13. The method of claim 12, wherein in step b) LPS-Dgal is injecting into said mouse and/or in step c) human TNF-α blocking compounds, preferably Infliximab, Adalimumab, Etanercept, mutant TNFα capable of disrupting existing TNFα trimers, dominant negative mutants and/or small molecules which would interfere with TNFα-TNF receptor are injected into said mouse and/or in step d) the TNF-α plasma amounts are analysed, development and/or course of a TNFα-based disease are analysed and/or the mortality rate of said mice is detected and/or compared to healthy control mice.

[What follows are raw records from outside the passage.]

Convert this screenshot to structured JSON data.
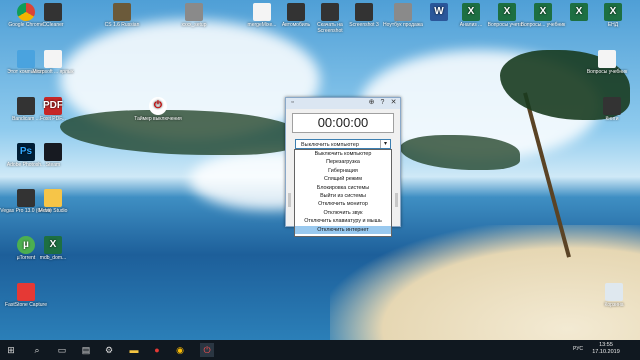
{
  "desktop_icons": [
    {
      "id": "chrome",
      "label": "Google Chrome",
      "glyph": "",
      "style": "chrome"
    },
    {
      "id": "ccleaner",
      "label": "CCleaner",
      "glyph": "",
      "style": "dark"
    },
    {
      "id": "cs",
      "label": "CS 1.6 Russian",
      "glyph": "",
      "style": "cs"
    },
    {
      "id": "setup",
      "label": "xxxx_setup",
      "glyph": "",
      "style": "app"
    },
    {
      "id": "merge",
      "label": "mergeMixe...",
      "glyph": "",
      "style": "doc"
    },
    {
      "id": "autosave",
      "label": "Автомобиль",
      "glyph": "",
      "style": "dark"
    },
    {
      "id": "screenshot",
      "label": "Скачать на Screenshot",
      "glyph": "",
      "style": "dark"
    },
    {
      "id": "screenshot3",
      "label": "Screenshot 3",
      "glyph": "",
      "style": "dark"
    },
    {
      "id": "notebook",
      "label": "Ноутбук продажа",
      "glyph": "",
      "style": "app"
    },
    {
      "id": "word1",
      "label": "",
      "glyph": "W",
      "style": "word"
    },
    {
      "id": "xl1",
      "label": "Анализ ...",
      "glyph": "X",
      "style": "excel"
    },
    {
      "id": "xl2",
      "label": "Вопросы учета...",
      "glyph": "X",
      "style": "excel"
    },
    {
      "id": "xl3",
      "label": "Вопросы... учебник",
      "glyph": "X",
      "style": "excel"
    },
    {
      "id": "xl4",
      "label": "",
      "glyph": "X",
      "style": "excel"
    },
    {
      "id": "xl5",
      "label": "ЕНД",
      "glyph": "X",
      "style": "excel"
    },
    {
      "id": "pc",
      "label": "Этот компьютер",
      "glyph": "",
      "style": "pc"
    },
    {
      "id": "msoffice",
      "label": "Microsoft ... ярлык",
      "glyph": "",
      "style": "doc"
    },
    {
      "id": "yxlsx",
      "label": "Вопросы учебник",
      "glyph": "",
      "style": "doc"
    },
    {
      "id": "bandicam",
      "label": "Bandicam ...",
      "glyph": "",
      "style": "dark"
    },
    {
      "id": "pdf",
      "label": "Foxit PDF...",
      "glyph": "PDF",
      "style": "pdf"
    },
    {
      "id": "timer",
      "label": "Таймер выключения",
      "glyph": "⏻",
      "style": "timer"
    },
    {
      "id": "books",
      "label": "Книги",
      "glyph": "",
      "style": "dark"
    },
    {
      "id": "ps",
      "label": "Adobe Photosh...",
      "glyph": "Ps",
      "style": "ps"
    },
    {
      "id": "steam",
      "label": "Steam",
      "glyph": "",
      "style": "steam"
    },
    {
      "id": "vegas",
      "label": "Vegas Pro 13.0 (64-bit)",
      "glyph": "",
      "style": "dark"
    },
    {
      "id": "movies",
      "label": "Movie Studio",
      "glyph": "",
      "style": "folder"
    },
    {
      "id": "utorrent",
      "label": "µTorrent",
      "glyph": "µ",
      "style": "green"
    },
    {
      "id": "xl6",
      "label": "mdb_dom...",
      "glyph": "X",
      "style": "excel"
    },
    {
      "id": "faststone",
      "label": "FastStone Capture",
      "glyph": "",
      "style": "fs"
    },
    {
      "id": "bin",
      "label": "Корзина",
      "glyph": "",
      "style": "bin"
    }
  ],
  "timer_window": {
    "time": "00:00:00",
    "selected_action": "Выключить компьютер",
    "options": [
      "Выключить компьютер",
      "Перезагрузка",
      "Гибернация",
      "Спящий режим",
      "Блокировка системы",
      "Выйти из системы",
      "Отключить монитор",
      "Отключить звук",
      "Отключить клавиатуру и мышь",
      "Отключить интернет"
    ],
    "highlighted_option_index": 9
  },
  "taskbar": {
    "items": [
      "windows-start",
      "search",
      "task-view",
      "calculator",
      "settings",
      "explorer",
      "yandex",
      "chrome",
      "timer"
    ],
    "lang": "РУС",
    "time": "13:55",
    "date": "17.10.2019"
  },
  "colors": {
    "taskbar": "#101820",
    "highlight": "#99c9ef"
  }
}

14. An in-vitro method of screening, investigating and/or preclinical testing of compounds and/or drug candidates for human anti-TNFα -therapy wherein the cells, tissues and/or cell lines of claim 8 are used.

15. The method of claim 14, wherein BMDM are stimulated with LPS to produce TNFα in the cells and the amount of TNFα protein or mRNA is analysed in the presence or absence of a TNFα blocking compound.

6. A method of production of the transgenic mouse of anyone of claims 1 to 7 comprising the steps of a) generating an appropriate recombinant vector comprising the human TNFα-gene b) transfecting said recombinant vector of step a) into murine embryonic stem cells; c) selecting an ES clone with desired mutation in one allele d) microinjecting an embryonic stem cell of step c) into a murine blastocyst and transferring said blastocyst into a receptor mouse; e) selecting the offspring until a human TNFα Knock-In mouse is obtained.